A noise-robust Monte Carlo method for electric field calculations in EMC3

TL;DR

This work introduces a noise-robust Monte Carlo Gradient Approximation (MCGA) to directly evolve the electric field $\mathbf{E}$ in 2D, bypassing noisy finite-difference gradients of the electric potential $\varphi$ used in EMC3. By deriving the evolution equation $\partial_t \mathbf{E} = \nabla\cdot\left(D(\mathbf{r})\nabla \mathbf{E}\right) + \nabla\cdot\left(\nabla D(\mathbf{r}) \otimes \mathbf{E}\right)$ and decomposing into $E_x$ and $E_y$, the method enables Monte Carlo estimation of the electric-field gradient with reduced noise amplification, at the cost of neglecting a cross-component source term $\partial_y E_y$ in practice.
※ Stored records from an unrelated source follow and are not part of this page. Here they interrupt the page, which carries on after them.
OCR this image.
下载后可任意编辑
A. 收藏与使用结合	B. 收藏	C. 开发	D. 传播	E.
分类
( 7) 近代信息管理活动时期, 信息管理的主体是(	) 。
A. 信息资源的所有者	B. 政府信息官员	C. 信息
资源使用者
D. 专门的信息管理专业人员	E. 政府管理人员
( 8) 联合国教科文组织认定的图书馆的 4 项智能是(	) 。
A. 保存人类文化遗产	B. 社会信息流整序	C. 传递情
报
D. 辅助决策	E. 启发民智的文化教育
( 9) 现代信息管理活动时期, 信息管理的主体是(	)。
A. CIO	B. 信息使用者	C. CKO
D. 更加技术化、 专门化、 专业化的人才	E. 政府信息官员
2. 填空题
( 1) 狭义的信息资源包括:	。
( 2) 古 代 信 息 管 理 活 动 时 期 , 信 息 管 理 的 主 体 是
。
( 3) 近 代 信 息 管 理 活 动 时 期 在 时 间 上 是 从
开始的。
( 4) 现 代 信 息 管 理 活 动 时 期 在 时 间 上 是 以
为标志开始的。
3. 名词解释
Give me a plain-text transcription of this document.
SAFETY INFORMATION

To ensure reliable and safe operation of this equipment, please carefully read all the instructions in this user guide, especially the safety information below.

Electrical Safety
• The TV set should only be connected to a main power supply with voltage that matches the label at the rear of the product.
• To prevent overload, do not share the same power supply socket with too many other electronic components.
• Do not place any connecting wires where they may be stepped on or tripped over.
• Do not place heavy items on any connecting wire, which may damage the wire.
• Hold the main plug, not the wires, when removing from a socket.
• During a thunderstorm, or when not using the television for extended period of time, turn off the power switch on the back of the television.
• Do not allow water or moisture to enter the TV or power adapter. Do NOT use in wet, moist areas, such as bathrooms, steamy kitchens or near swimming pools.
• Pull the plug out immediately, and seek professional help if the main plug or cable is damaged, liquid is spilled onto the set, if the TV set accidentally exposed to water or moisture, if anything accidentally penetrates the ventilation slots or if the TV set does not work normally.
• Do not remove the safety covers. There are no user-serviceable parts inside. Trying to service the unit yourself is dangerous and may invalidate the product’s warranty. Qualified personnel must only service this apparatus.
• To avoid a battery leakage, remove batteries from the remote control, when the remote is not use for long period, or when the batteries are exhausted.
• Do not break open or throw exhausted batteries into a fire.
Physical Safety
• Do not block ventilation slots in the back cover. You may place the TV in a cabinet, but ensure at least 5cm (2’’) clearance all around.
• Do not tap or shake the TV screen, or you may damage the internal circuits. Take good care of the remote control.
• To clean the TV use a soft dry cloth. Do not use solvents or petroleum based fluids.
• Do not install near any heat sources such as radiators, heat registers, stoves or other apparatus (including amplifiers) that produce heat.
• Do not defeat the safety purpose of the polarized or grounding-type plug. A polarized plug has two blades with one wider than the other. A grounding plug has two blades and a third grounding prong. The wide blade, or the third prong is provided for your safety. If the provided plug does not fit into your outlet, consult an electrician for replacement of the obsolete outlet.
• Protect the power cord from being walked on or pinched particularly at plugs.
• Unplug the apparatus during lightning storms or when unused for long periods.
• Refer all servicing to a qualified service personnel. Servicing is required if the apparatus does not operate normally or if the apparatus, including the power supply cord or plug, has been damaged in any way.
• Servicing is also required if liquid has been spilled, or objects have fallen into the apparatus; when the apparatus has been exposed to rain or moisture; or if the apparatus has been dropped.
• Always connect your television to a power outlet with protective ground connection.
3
Numerical tests using manufactured solutions demonstrate that MCGA has lower relative error than finite-difference approaches and exhibits superior noise robustness when grid resolution is refined. The approach advances EMC3 physics by enabling more reliable self-consistent $E\times B$ drift modeling, with potential extensions to Bohm boundary conditions and non-rectangular grids in future work.

Abstract

One of the main codes to analyze and optimize stellarator configurations is the EMC3 code, which implements a state-of-the-art 3D Monte Carlo plasma edge transport code. However, so far, a self-consistent treatment of the E x B drift is absent. This plasma drift is known to significantly impact the particle and heat distribution in the plasma edge. It is desirable to incorporate this drift into EMC3 to improve the predictive capabilities of the code. The calculation of the E x B drift requires the approximation of the electric field E, which is proportional to the gradient of the electric potential $ \varphi $. In previous work, the gradient was calculated with a least squares method based on a finite difference approximation of the electric potential. However, due to the stochastic nature of EMC3, the output plasma fields computed by the code are inherently noisy. The finite difference method further amplifies the noise, with the amplification growing as the grid size decreases. We continue from, which introduced a new noise-robust method for 1D derivatives. We extend the noise-robust method to 2D and apply it to the electric potential. We show that a PDE can be derived that describes the evolution of the electric field in case of a uniform diffusion coefficient. This PDE allows us to approximate the electric field directly with a Monte Carlo simulation, thus avoiding the need for a finite difference approximation. We illustrate the accuracy of the method and the noise robustness with a test case.

Figures (3)

• Figure 1: Comparison of the MCGA and finite difference approximation of the electric field $\bm{E}$ and the norm $\|\bm{E} \|_{2}$. For the Monte Carlo method, two cases are considered: one where the term $\partial_{y} E_y$ in Eq. \ref{['eq:experiment1:source_x']} is set to zero, and another where it is given by the exact source term.
• Figure 2: Comparison of the relative error at each grid point for the MCGA and FD methods. As before, the MCGA method is shown both with $\partial_{y}E_{y}$ set to zero and with its exact value. Note that the colorbar scales are different between the plots.
• Figure 3: Effect of the grid resolution on the variance. The variance of the FD approximation of $E_{x}$ grows faster than the MC approximation of $E_{x}$. This indicates that the MC method is more robust to noise increases in noise as the grid size decreases.